Tuesday, May 31, 2016

A great Memorial Day weekend!

A high power rocket blasts off from the away pad as racks of smaller rockets await their turn (Click to enlarge).
Well, the National Association of Rocketry's National Sport Launch (NSL) 2016 has come and gone... It was quite the event, spanning Saturday, Sunday, and Monday, with rocketeers as far away as Wisconsin and Germany in attendance - all with rockets to fly! The preliminary count indicates that there were 595 flights during this year's NSL, 2 of which were mine. I probably should have flown more, but HARA, Nashville's MC squared, and Georgia's SOAR were hosting the launch, which meant plenty of work for all. My duty was to take in the launch and capture a lot of pictures so I can write the launch story for Sport Rocketry magazine. A pretty nice and fun job!

Range Safety Officers hard at work (Click to enlarge).
Since I am writing an article, I am not going to go into much detail about NSL here. However, it would be negligent not to write something, so I would like to share a few favorite memories from the past few days.
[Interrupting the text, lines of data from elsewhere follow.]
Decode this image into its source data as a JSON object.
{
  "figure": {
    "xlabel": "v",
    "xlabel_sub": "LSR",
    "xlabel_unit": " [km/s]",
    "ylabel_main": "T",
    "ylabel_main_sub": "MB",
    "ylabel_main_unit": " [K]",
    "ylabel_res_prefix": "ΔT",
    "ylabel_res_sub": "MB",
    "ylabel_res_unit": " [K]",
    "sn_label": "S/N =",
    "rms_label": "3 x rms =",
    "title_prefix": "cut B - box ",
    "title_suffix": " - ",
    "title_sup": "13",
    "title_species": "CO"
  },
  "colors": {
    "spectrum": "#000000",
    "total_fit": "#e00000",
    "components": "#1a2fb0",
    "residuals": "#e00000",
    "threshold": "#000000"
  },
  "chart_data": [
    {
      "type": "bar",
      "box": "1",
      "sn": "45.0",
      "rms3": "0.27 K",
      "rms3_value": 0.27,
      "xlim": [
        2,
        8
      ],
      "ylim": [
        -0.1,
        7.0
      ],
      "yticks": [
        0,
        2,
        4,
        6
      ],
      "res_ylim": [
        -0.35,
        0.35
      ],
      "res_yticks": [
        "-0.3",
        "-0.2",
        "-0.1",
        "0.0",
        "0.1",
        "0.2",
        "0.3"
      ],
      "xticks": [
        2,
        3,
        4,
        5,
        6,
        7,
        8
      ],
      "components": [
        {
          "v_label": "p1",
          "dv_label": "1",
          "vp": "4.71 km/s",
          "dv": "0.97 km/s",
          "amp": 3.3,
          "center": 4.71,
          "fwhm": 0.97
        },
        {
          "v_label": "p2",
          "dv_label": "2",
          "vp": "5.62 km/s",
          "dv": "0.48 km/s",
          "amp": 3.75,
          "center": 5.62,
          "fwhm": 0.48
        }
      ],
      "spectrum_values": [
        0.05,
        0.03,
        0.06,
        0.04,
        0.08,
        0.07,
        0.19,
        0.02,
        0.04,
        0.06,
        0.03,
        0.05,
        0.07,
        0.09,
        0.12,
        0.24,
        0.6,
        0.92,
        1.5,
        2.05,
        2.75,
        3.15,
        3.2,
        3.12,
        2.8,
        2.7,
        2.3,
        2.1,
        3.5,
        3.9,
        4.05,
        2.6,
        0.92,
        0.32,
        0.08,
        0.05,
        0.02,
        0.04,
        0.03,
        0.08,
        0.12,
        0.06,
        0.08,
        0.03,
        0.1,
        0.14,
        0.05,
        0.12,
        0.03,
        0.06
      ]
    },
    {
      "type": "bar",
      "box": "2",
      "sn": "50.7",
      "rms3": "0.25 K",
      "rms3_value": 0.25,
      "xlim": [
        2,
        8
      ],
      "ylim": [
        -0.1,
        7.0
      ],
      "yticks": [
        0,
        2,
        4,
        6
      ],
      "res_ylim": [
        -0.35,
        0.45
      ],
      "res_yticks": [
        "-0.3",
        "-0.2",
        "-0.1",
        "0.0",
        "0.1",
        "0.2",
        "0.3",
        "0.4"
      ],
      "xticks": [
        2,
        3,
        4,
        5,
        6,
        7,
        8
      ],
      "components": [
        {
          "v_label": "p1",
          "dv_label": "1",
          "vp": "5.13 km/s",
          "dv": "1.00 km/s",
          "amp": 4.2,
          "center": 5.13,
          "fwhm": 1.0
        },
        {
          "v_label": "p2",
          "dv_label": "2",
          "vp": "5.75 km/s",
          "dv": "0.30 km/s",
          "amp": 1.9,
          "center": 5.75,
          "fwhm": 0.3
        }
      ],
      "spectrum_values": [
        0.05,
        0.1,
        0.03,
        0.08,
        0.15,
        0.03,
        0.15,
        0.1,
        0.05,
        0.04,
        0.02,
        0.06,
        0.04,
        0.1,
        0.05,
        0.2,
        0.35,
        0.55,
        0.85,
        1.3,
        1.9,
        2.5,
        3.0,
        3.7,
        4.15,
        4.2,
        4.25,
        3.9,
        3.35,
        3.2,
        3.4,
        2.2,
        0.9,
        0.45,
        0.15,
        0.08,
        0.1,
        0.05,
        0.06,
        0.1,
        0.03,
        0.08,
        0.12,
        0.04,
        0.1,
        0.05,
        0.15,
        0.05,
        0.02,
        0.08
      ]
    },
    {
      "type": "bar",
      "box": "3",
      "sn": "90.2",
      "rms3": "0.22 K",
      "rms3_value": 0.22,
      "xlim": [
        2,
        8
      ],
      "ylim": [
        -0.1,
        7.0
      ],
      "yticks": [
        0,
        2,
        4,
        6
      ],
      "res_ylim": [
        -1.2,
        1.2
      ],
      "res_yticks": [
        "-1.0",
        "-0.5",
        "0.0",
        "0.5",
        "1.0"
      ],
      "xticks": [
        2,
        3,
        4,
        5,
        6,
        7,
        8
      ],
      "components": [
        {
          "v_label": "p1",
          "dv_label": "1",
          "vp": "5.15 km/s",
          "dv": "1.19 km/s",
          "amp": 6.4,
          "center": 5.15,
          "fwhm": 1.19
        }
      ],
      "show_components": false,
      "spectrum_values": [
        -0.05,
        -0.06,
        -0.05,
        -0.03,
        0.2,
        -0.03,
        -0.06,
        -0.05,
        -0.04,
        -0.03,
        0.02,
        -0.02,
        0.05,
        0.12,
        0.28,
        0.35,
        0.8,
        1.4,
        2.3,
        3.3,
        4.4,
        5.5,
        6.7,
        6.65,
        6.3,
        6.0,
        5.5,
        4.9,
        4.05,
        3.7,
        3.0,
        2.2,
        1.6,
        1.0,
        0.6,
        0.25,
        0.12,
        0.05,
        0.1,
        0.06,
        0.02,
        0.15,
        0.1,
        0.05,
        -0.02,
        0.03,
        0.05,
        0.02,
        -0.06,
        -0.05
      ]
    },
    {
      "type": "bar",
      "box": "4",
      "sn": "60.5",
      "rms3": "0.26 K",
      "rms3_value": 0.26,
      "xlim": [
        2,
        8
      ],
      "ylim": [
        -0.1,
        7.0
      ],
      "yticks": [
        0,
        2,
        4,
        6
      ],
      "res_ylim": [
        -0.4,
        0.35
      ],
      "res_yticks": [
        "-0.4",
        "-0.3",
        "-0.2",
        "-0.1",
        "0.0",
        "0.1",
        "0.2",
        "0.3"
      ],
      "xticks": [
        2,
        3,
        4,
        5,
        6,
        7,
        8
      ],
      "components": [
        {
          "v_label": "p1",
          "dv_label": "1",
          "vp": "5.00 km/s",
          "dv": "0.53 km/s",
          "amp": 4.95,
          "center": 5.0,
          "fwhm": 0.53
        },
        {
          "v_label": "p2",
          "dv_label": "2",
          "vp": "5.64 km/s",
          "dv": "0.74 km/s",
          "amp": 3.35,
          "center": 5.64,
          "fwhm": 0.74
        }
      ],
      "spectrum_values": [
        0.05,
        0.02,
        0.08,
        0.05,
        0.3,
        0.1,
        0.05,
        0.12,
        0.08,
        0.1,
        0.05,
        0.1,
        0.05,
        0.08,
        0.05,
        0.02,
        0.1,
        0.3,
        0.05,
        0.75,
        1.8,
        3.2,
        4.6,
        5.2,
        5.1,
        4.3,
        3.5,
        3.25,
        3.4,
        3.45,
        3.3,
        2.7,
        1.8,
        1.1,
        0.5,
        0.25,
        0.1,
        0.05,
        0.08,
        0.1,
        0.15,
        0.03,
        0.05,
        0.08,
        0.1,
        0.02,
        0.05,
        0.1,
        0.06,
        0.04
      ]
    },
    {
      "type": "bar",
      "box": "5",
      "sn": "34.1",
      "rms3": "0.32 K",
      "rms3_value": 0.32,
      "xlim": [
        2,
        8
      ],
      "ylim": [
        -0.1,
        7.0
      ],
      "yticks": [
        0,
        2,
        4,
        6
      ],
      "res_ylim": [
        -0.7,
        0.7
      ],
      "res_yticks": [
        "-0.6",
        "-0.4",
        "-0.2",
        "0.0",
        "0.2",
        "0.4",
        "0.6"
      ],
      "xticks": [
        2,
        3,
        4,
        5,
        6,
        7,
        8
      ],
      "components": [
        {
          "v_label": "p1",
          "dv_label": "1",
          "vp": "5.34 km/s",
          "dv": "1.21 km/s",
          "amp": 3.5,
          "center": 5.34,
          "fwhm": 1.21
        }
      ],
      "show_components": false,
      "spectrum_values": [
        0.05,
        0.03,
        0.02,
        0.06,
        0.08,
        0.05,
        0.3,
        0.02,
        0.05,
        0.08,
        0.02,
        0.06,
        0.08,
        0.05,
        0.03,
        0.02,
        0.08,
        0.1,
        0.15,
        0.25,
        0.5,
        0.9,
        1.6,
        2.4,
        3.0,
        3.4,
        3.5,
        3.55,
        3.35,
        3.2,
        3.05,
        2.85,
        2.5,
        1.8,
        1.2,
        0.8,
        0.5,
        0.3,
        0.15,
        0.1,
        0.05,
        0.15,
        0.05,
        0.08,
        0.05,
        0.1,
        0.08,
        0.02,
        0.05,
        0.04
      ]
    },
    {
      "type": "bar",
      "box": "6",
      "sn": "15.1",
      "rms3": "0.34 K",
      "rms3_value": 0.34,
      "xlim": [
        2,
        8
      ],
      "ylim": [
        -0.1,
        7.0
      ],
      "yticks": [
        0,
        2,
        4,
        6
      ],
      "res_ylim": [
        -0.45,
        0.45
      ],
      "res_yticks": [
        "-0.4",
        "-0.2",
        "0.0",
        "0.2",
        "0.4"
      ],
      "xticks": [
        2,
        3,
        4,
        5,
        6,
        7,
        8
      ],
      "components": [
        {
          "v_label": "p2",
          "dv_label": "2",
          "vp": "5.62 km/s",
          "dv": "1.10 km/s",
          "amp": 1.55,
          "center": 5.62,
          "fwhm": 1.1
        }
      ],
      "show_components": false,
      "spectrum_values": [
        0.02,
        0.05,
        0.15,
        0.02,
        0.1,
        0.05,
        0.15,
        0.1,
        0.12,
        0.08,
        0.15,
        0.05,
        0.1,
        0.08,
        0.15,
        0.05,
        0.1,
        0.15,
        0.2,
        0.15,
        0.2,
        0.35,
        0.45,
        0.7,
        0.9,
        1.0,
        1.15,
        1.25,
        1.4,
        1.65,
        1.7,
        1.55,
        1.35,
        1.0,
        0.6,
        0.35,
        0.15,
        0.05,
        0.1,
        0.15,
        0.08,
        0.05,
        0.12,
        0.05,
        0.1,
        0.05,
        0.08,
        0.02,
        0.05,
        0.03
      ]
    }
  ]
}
The PemTech tent, home to some mighty cool kits (Click to enlarge).
Meeting the PemTech folks - Layne and Kristine Pemberton are fantastic folks who have a terrific rocket company specializing in retro and exotic birds. I spent some time at their tent lusting after the offerings and got to witness the flights of some potential new releases. Naturally, I ended up buying a few kits, including a 18mm model of the Space Ark from "When Worlds Collide." Looking forward to building it!

Leo Nutz launches his Marauder (Click to enlarge).Bob Kaplow's Purple People Eater lifts off
(Click to enlarge),
Seeing Leo Nutz fly some unusual low power rockets - Leo is from Germany, and I have been following his internet posts about his home brew altimeter for many moons. It is a fabulous piece of work, and I got to see a version fly in a small, mini motor powered Estes Elliptic II - the world's smallest dual deploy rocket! He also brought along a 1970's vintage Estes Coldpower convertible Marauder, which he flew Sunday. Coldpower rockets were powered by freon, which is banned today, so Leo used airbrush propellant as a substitute. The Marauder flew well, achieving an altitude of a couple hundred feet.

Rusty Ward shows off an upscale Xarconian Destroyer
(Click to enlarge).
Mark Burdick and Whitney Richards compare old
school rockets (Click to enlarge).
Hanging with other rocketeers - I got to meet the infamous Bob Kaplow, noted for his "Kaplow clip" motor retention and propensity for flying strange model rockets. His "Purple People Eater" put in a pretty interesting flight. I also spent considerable time looking at Rusty Ward's collection of upscale Estes rockets - I especially like the upscaled "Asteroid Hunter"  and "Scorpius." Rusty is a master craftsman, as you can tell from the pic. I can only hope to build models that good looking. Introduced myself to a few rocketeers from the Wisconsin WHOOSH section, who brought along a considerable number of birds easier to fly. WHOOSH is one of NAR's more active sections, and it was cool to meet some of the rocketeers who post in that club's internet forum. Rocketeers are a friendly bunch, and I really enjoyed talking with those who came from near and far to fly on the Manchester field.

Scott Goebel from WHOOSH hooks up his tower launched, E-powered Saturn V (Click to enlarge).
Lots of Nike Smokes - Big ones, medium ones, and little ones, flying on Saturday and Sunday.

An E motor CATO damages Rusty Ward's upscale
Starship Vega (Click to enlarge).
My Quasar leaves the rod on a B6-4 (Click to enlarge).
Estes E motor CATOs - Also a fair number of these, unfortunately.

Art Woodling's level 3 flight - Art achieved his level 3 certification on Monday, flying a huge M powered rocket named "Baby Girl." It performed beautifully, generating excitement from liftoff to landing, which was a spectacular splashdown in the pond down range. Fortunately, no damage to the rocket or to the electronics, though Art did say that he was not allowed to bring it into the house because it smelled like swamp. Here's a vid of the flight taken by Max Tohline:

And that's just a few bits from NSL - you can find out more by visiting the NSL 2016 Facebook page or googling it.


  1. Bill, thanks for the great Marauder Coldpower launch picture!
    I had a great time flying my birds at the event and met some wonderful people.

  2. One small correction: Estes Elliptic II - the world's smallest 2-stage dual deploy rocket!